Atter was committed for trial for murder took place at Hampshire Assizes on July 18. There was no hope of an acquittal, despite a letter he had written to the court.

It read: “I hope the jury will consider the treatment I have received on board the York and from James O’Connor. O’Connor was always driving me. My hands were full and blistered. I could never give him any satisfaction. I begged the captain to shift me to another gang as O’Connor would not let me go to the privy, and I was obliged to relieve myself on the works. I had a bowel complaint.

“The captain would not shift me. I was then treated worse than ever. I went to the captain again but he would not shift me and I refused to go to work with O’Connor any more and I was put into the black hole. At last I was driven to do from which I am heartily sorry and I beg the jury to have mercy.”

In his summing up, the judge directed the jury: “Whatever wrong, real or imaginary the prisoner might have received, by the laws of this country, by every law of nature, by every law of right or reason, it was nothing less than murder. If you believe the evidence, you must find him guilty.”

Without retiring, they returned the inevitable verdict and the court fell into a profound silence when the court clerk asked Atter if he had anything to say whether he should die according to the law.

He did not reply, and Mr Justice Williams donned the infamous black cap.

A massive crowd, many of them women, assembled outside the prison gates to watch him hang, but if they had expected him to deliver a final speech, they were in for a major disappointment as he did not attempt anything of the kind.
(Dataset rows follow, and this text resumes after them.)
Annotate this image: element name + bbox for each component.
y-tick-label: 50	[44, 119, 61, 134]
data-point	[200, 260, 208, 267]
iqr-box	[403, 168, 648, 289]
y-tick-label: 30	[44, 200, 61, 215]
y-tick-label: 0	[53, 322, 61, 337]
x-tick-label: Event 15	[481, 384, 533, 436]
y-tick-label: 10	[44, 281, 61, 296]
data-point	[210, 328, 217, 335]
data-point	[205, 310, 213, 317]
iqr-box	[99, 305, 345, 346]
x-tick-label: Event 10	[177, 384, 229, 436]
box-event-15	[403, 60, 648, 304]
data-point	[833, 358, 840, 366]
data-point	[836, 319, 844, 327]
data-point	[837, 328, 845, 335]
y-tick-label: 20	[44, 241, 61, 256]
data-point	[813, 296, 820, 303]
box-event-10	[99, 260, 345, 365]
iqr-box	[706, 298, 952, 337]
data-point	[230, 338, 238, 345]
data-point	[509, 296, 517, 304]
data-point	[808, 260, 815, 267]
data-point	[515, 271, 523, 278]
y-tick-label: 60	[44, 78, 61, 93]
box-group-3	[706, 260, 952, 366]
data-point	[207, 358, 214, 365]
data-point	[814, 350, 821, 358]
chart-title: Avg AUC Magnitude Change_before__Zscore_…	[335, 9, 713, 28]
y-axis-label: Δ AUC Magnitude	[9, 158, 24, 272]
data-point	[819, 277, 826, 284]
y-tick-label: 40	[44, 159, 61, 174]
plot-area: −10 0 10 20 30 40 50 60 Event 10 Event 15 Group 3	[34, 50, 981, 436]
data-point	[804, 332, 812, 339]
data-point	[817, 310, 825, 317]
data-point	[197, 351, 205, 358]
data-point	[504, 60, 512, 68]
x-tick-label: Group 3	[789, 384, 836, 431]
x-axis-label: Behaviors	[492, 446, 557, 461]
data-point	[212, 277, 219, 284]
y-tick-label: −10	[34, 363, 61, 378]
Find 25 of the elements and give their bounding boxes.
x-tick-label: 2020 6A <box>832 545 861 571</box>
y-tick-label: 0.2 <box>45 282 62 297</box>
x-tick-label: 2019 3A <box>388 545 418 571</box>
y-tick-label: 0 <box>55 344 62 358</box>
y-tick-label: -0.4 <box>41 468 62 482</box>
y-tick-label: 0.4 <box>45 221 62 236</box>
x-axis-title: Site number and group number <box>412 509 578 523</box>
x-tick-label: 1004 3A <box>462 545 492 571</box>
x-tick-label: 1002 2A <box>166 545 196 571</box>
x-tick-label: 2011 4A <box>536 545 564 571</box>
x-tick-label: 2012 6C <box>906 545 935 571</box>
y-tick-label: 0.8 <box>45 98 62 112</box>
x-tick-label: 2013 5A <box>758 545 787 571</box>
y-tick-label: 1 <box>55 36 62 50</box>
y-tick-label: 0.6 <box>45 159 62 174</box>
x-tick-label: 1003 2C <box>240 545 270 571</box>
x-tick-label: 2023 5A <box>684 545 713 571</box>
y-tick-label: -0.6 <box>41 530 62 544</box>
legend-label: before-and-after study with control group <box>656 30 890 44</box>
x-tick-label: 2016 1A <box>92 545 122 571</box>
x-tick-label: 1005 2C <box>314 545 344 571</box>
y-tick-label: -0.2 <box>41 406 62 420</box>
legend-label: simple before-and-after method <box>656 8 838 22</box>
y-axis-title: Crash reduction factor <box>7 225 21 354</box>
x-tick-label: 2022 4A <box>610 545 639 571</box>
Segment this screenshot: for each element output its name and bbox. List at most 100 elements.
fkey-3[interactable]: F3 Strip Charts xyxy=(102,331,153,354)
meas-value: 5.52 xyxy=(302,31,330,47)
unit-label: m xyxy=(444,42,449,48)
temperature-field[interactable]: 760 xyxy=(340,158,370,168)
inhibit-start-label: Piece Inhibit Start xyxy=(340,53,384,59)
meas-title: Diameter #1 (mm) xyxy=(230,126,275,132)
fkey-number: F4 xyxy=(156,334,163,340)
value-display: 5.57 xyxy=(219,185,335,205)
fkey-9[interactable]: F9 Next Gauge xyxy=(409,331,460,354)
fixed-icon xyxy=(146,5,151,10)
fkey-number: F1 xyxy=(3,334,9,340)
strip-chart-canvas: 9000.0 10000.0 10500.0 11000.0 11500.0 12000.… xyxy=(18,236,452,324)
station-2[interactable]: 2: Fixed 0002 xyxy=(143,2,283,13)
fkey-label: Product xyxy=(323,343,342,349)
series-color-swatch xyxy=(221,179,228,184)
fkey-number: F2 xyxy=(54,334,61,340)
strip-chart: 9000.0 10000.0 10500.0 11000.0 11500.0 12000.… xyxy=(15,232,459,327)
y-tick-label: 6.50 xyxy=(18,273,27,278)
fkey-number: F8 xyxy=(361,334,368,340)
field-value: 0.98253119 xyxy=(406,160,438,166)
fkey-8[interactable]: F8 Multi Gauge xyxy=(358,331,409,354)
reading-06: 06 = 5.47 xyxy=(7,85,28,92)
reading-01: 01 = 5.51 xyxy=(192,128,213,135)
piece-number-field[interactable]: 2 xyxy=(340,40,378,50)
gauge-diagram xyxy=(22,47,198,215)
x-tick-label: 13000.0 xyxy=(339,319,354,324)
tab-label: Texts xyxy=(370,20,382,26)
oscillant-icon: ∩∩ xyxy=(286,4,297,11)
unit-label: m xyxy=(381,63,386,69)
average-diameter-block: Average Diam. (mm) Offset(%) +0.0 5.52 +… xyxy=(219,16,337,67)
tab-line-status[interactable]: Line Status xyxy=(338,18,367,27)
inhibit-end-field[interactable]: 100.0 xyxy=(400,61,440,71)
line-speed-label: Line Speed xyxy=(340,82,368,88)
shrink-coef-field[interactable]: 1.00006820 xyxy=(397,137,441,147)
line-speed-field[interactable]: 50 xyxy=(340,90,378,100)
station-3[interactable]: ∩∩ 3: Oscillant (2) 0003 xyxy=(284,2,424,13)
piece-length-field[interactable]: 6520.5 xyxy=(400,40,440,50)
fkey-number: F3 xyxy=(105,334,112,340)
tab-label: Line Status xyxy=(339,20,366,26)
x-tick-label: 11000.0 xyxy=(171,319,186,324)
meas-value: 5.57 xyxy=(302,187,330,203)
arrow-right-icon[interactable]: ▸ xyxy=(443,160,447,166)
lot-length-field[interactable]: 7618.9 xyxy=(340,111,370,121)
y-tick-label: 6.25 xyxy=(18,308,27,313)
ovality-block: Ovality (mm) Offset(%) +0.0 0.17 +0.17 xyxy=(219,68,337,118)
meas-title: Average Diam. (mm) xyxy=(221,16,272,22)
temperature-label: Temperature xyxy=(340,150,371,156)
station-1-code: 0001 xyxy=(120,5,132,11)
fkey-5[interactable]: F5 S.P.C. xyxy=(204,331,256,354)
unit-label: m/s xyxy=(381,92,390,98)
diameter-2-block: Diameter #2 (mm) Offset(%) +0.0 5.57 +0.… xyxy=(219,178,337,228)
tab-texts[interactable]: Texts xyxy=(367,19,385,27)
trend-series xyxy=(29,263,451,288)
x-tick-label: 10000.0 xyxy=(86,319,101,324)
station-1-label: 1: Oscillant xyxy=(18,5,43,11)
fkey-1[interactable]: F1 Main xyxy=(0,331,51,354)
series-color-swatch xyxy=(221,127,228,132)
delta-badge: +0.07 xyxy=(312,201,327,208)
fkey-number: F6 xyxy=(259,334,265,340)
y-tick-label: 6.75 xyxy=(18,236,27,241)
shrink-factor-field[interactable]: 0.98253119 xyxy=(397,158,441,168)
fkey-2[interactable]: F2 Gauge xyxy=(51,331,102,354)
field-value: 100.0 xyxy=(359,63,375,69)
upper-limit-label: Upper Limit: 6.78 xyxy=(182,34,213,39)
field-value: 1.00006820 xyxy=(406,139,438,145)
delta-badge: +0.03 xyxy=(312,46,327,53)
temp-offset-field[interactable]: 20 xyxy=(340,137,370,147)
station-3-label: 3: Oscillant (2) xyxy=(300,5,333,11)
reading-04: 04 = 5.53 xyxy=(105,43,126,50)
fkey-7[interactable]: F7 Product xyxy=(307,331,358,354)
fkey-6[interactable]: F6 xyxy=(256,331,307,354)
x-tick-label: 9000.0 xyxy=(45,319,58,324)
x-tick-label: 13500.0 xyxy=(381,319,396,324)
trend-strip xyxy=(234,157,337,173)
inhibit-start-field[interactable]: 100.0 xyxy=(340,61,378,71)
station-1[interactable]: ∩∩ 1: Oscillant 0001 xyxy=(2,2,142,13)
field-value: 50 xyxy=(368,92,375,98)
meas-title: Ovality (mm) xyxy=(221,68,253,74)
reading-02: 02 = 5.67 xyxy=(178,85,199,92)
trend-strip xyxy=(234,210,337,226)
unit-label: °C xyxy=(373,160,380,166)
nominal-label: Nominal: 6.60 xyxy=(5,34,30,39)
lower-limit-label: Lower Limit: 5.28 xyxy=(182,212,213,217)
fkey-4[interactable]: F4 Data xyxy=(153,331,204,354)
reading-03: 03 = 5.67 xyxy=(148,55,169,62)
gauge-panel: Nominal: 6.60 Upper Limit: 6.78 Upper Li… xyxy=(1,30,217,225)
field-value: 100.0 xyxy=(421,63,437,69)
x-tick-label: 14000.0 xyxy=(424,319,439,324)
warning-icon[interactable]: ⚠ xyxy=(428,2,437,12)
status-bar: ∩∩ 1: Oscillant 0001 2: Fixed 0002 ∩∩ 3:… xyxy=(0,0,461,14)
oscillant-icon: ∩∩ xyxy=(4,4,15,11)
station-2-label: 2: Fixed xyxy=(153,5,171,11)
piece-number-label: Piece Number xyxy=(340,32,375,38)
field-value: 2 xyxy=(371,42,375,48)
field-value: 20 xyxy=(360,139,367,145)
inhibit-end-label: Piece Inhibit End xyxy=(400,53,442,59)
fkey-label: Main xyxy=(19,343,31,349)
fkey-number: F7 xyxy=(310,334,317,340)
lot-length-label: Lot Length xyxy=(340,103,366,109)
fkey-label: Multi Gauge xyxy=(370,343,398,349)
He was remarkably resigned to this fate, frank and open with warders in the condemned cell that his fate was just and he did not fear it.

He wrote an affectionate letter to his mother, begging for a copy to be shown to his fellow convicts and friends, a request that was apparently granted.

Shortly before 9am, he left the cell, shaking hands with the warders before being led tom the scaffold, constantly praying as the hangman Calcraft made the final adjustments.

Following a short prayer and a plea to bystanders, he was launched into eternity.

The drama made a deep impression on the Hampshire Independent reporter, who commented in his report: “We trust for the credit of humanity, this will be the last to be ever seen in this county, and we may see the abolition of law that demands life for life.”

He would never see that in his lifetime.